Module implements simple amplification attacks detection, based on flow's number of packets and bytes. It analyzes query and response traffic. Works with flow data.
The module uses history model to analyze number of packets and bytes of queries and responses between two IP addresses. Detection process for the IP address pair starts when certain time window of data is reached. Then the oldest 5 minutes of data are erased from history. Inactive IP address pairs are also deleted after some time.
Detection method is based on the amount of packets/bytes in the traffic. It uses several thresholds specified in the section of Additional parameters. Method calculates histograms of different monitored data, which are used to determine the most occurred values.

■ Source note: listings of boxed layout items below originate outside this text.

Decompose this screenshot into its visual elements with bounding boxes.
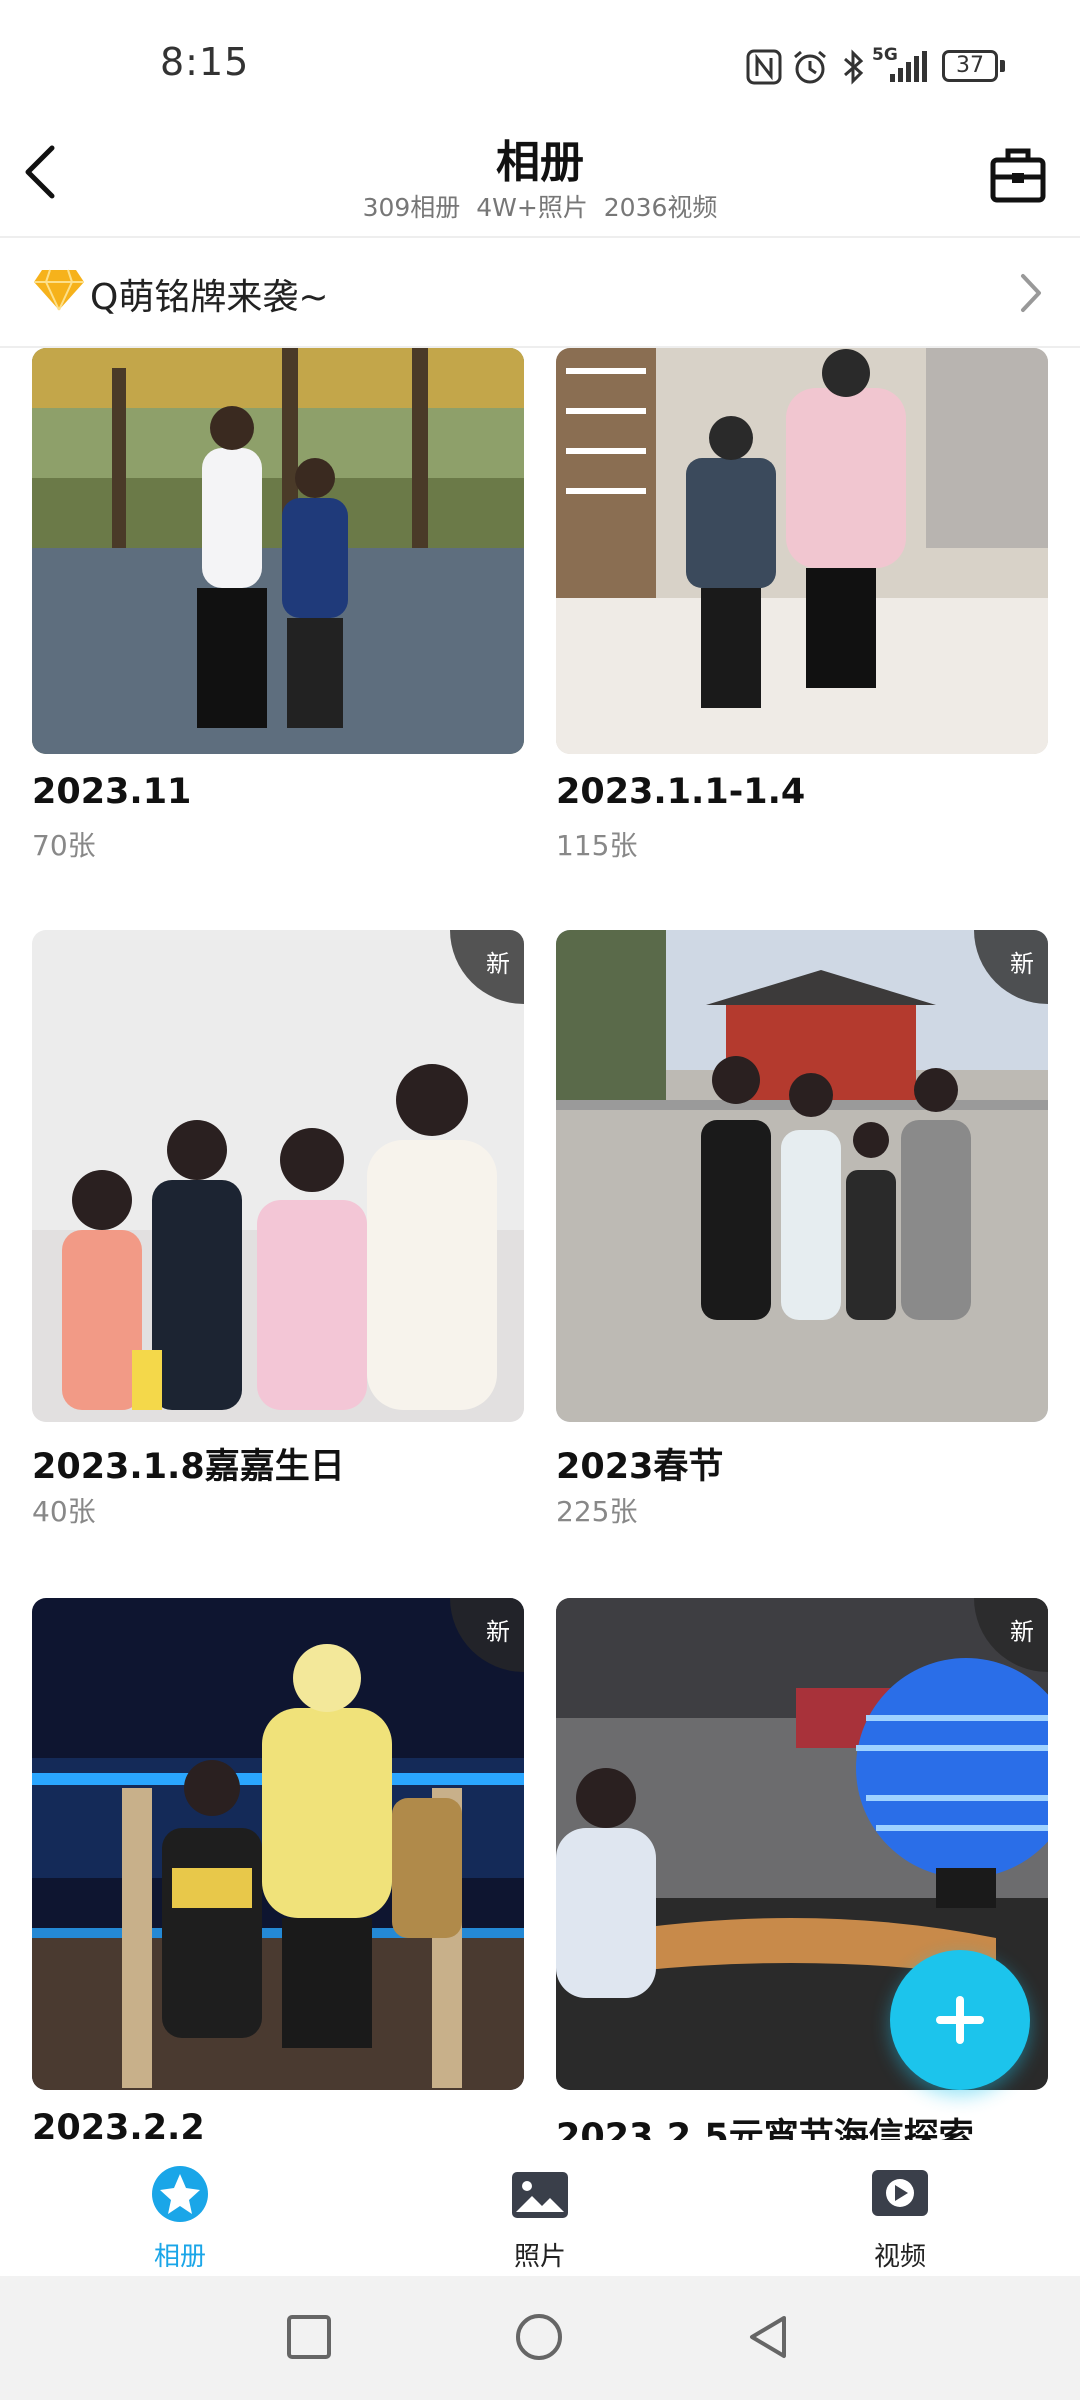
- album-card[interactable]: 2023.1.1-1.4 115张: [556, 262, 1048, 862]
- signal-5g-icon: [890, 51, 927, 82]
- page-title: 相册: [496, 137, 584, 188]
- tab-videos[interactable]: 视频: [800, 2140, 1000, 2276]
- toolbox-icon[interactable]: [990, 146, 1046, 204]
- home-icon[interactable]: [514, 2312, 564, 2362]
- system-nav-bar: [0, 2276, 1080, 2400]
- album-title: 2023.1.1-1.4: [556, 772, 806, 812]
- album-card[interactable]: 新 2023.1.8嘉嘉生日 40张: [32, 930, 524, 1530]
- photo-icon: [512, 2172, 568, 2218]
- album-card[interactable]: 新 2023春节 225张: [556, 930, 1048, 1530]
- album-title: 2023.11: [32, 772, 192, 812]
- plus-icon-vertical: [956, 1996, 964, 2044]
- bluetooth-icon: [844, 49, 864, 85]
- tab-label: 照片: [513, 2242, 566, 2272]
- status-bar: 8:15 5G 37: [0, 0, 1080, 120]
- bottom-tab-bar: 相册 照片 视频: [0, 2140, 1080, 2276]
- album-cover: [556, 348, 1048, 754]
- recents-icon[interactable]: [284, 2312, 334, 2362]
- tab-label: 视频: [873, 2242, 926, 2272]
- page-subtitle: 309相册 4W+照片 2036视频: [362, 193, 718, 222]
- album-count: 225张: [556, 1495, 638, 1528]
- add-album-button[interactable]: [890, 1950, 1030, 2090]
- album-icon: [152, 2166, 208, 2222]
- battery-icon: 37: [942, 50, 998, 82]
- album-card[interactable]: [32, 262, 524, 762]
- status-time: 8:15: [160, 40, 250, 84]
- album-cover: 新: [32, 1598, 524, 2090]
- album-cover: [32, 348, 524, 754]
- back-triangle-icon[interactable]: [744, 2312, 794, 2362]
- battery-tip: [1000, 60, 1005, 72]
- album-card[interactable]: 新 2023.2.2: [32, 1598, 524, 2158]
- album-count: 40张: [32, 1495, 96, 1528]
- video-icon: [872, 2170, 928, 2216]
- tab-albums[interactable]: 相册: [80, 2140, 280, 2276]
- album-cover: 新: [556, 930, 1048, 1422]
- tab-label: 相册: [153, 2242, 206, 2272]
- tab-photos[interactable]: 照片: [440, 2140, 640, 2276]
- album-cover: 新: [32, 930, 524, 1422]
- album-count: 115张: [556, 829, 638, 862]
- album-title: 2023春节: [556, 1447, 724, 1487]
- album-count: 70张: [32, 829, 96, 862]
- album-title: 2023.1.8嘉嘉生日: [32, 1447, 345, 1487]
- nfc-icon: [746, 49, 782, 85]
- alarm-icon: [794, 50, 826, 84]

Module input: <COLLECTOR_FLOW>
Module output: <AMPLIFICATION_ALERT>
Detection process is triggered when the stored data for <SRC_IP> and <DST_IP>
key pair reached certain time window.
At first, 4 histograms from the stored data in the history model are generated:
- histogram of flow sizes in bytes for query direction (hvqb)
- histogram of flow sizes in packets for query direction (hvqp)
- histogram of flow sizes in bytes for response direction (hvrb)
- histogram of flow sizes in packets for response direction (hvrp)
Now we can use these histograms in the detection algorithm along with functions which are required for detection. It is important that we are able to transform histogram to normalized histogram, count number of occurrences of flow, sum number of packets or bytes and compute average value of histogram. Very important is that we can take only N of most occurring values sorted descending.
Algorithm is demonstrated by this pseudocode:
if (sum(topn(norm(hvrb),<N>) > <I> && sum(topn(hvrb),<N>) > <T> ) {
if ( avgh(topn(hvrp,<N>)) > <Y> && avgh(topn(hvrb,<N>)) > <L> && avgh(topn(hvqb,<N>)) < <M> ) {
if ( sum(topn(hvrb),<N>)/sum(topn(hvqb),<N>) ) > <A> ) {
send(<AMPLIFICATION_ALERT>);
}
}
}
In first condition we normalize the histogram of flow sizes in bytes for response
direction, then we take N most occurring values from the histogram and we sum
the occurrences of pair. This value must be higher than threshold I.
Also we take top-N of the same histogram and we sum the occurrence of pair,
comparing it to the threshold T.
Second condition is created from three similar parts. We take three histograms, get the top-N from each of them and then we compute their average values. Each of these values must be higher or lower than certain threshold.
Then the third condition computes the amplification effect from summing the top-N values of histograms of bytes for queries and responses. If the computed amplification effect is higher than threshold set for this value, the condition is met.
Now the <AMPLIFICATION_ALERT> is generated, which consists of:
SRC_IP: SRC IP address ip address of amplification serverDST_IP: DST IP address ip address of victimSRC_PORT: SRC PORT port of detectionREQ_FLOWS,RSP_FLOWS: total flows of attack # of flows in detected as attackREQ_PACKETS,RSP_PACKETS: total packets of attack # of attack packetsREQ_BYTES,RSP_BYTES: total bytes of attack # of attack bytesTIME_FIRST: attack start time first timestamp of attack flowTIME_LAST: attack detection time timestamp of positive detection
The module is implemented on TRAP platform so you have to specify TRAP interfaces correctly. Then you can specify one of the parameters listed below. Default values of parameters are in the brackets
Usage:
./amplification_detection -i <trap_interface> <Additional parameters>
Additional parameters: -p port used for detection (53) -n number of topN values chosen (10) -q step of histogram (10) -a minimal amplification effect considered an attack (5) -t minimal threshold for number of flows in TOP-N (1000) -i minimal normalized threshold for count of flows in TOP-N (0.4) -y minimal threshold for average size of responses in packets in TOP-N (0) -l minimal threshold for average size of responses in bytes in TOP-N (1000) -m maximal threshold for average size of queries in bytes in TOP-N (300) -w time window of detection / timeout of inactive flow key (3600) -s time window of deletion / period of inactive flow keys checking (300)
No special compilation parameters are needed. For linking add -ltrap and -lunirec (the module must be compiled as a part of NEMEA repository or using installed libtrap-devel and unirec packages).
Doxygen documentation can be generated with make doxygen command.